For the next five years, she fulfilled her military duties whenever she was called upon. She worked in the private and public sector in a variety of jobs, many of them medical—as an EMT and a CPR and first aid instructor, in a nursing home and a prison.
Davis was discharged in 1996 as a sergeant first class. Her health was not what it had been, she said, and she wanted to go out on top.
Less than a year after returning from the Gulf, a blood clot in the leg put her in the hospital for a week. She temporarily lost her vision. She passed out.
The diagnosis came at the end of 1999: Multiple sclerosis.
As she battled symptoms that would ultimately put her in a wheelchair, Davis watched from the sidelines as the U.S. went back to war in the Middle East.
“When 9/11 happened, I went through a crisis a little bit. We felt we’d taken care of everything. We thought that was it,” she said. “It was heartbreaking.”
Davis met with a counselor at the Department of Veterans Affairs, which was increasingly tending to her physical health.
By 2010, she was a resident at a Walter Reed National Military Medical Center nursing home. So began the darkest period of her life.

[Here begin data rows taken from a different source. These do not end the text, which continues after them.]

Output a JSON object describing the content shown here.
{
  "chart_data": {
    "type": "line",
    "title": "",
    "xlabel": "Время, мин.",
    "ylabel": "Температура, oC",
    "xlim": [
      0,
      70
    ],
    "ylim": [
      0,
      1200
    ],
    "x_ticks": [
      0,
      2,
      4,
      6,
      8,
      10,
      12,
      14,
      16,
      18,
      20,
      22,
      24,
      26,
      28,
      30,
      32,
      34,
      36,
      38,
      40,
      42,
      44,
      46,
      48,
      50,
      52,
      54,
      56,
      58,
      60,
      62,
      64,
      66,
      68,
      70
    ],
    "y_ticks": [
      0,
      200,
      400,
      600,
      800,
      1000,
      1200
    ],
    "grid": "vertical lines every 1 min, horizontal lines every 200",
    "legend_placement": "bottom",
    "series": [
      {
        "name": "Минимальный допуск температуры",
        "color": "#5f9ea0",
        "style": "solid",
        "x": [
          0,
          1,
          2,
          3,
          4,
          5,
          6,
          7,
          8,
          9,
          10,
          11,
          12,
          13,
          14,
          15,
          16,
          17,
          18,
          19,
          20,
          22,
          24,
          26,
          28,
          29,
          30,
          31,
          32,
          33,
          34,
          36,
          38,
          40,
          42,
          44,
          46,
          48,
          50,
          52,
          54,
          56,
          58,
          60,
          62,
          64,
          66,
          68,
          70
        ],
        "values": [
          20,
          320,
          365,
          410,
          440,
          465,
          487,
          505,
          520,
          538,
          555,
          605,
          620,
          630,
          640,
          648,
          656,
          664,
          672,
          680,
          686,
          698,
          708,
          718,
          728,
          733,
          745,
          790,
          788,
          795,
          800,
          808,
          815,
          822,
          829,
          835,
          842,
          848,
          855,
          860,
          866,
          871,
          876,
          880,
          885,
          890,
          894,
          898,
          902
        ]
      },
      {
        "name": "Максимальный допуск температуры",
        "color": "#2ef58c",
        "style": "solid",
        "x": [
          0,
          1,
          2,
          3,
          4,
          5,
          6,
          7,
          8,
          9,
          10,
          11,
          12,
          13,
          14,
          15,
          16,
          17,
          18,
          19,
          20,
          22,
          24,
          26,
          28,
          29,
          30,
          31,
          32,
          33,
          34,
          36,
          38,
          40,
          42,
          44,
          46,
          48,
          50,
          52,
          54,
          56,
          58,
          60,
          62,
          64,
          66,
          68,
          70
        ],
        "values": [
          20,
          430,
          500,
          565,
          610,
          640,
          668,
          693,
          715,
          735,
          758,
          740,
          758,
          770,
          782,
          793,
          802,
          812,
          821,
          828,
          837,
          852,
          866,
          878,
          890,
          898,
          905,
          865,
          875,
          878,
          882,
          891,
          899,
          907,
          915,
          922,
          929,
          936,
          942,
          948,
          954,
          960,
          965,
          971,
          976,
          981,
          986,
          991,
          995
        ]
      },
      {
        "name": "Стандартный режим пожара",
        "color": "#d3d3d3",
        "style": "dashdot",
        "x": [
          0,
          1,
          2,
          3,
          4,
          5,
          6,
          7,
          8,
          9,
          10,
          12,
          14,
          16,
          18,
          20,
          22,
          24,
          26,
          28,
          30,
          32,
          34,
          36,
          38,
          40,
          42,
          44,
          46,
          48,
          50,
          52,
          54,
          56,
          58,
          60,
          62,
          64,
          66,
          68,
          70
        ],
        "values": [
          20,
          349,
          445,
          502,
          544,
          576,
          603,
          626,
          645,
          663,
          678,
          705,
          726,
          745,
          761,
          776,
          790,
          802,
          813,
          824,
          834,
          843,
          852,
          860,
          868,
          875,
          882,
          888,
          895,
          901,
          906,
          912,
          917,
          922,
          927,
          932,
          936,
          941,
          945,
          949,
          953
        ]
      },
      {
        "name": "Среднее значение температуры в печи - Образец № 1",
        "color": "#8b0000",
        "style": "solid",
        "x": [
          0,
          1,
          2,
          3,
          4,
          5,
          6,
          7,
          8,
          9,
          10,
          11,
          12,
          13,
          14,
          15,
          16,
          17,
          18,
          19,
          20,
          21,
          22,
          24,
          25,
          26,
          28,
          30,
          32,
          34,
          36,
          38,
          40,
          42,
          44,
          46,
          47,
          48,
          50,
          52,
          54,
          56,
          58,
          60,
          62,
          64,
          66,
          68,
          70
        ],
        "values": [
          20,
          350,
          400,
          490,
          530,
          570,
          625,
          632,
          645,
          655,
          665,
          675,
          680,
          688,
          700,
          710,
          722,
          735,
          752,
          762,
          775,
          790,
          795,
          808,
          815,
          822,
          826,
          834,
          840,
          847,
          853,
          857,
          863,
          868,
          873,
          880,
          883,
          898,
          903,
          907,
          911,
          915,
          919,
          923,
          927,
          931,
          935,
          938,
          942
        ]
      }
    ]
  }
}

“It was prison,” Davis said. “Like a black hole.”
Two years into her four-year stay there, she learned she qualified for an adaptable housing grant from the VA. The paperwork was endless. But in 2014, she moved into a brick home with an open floor plan on Runyon Drive in Stafford.
She filled walls and shelves with inspirational sayings.
“You never know how strong you are until being strong is the only choice you have,” reads one.
The Army taught her many things, she said. “It didn’t teach me how to live as a disabled person.”
She gets by with the help of home nurses. With the same grit that carried her to war and back.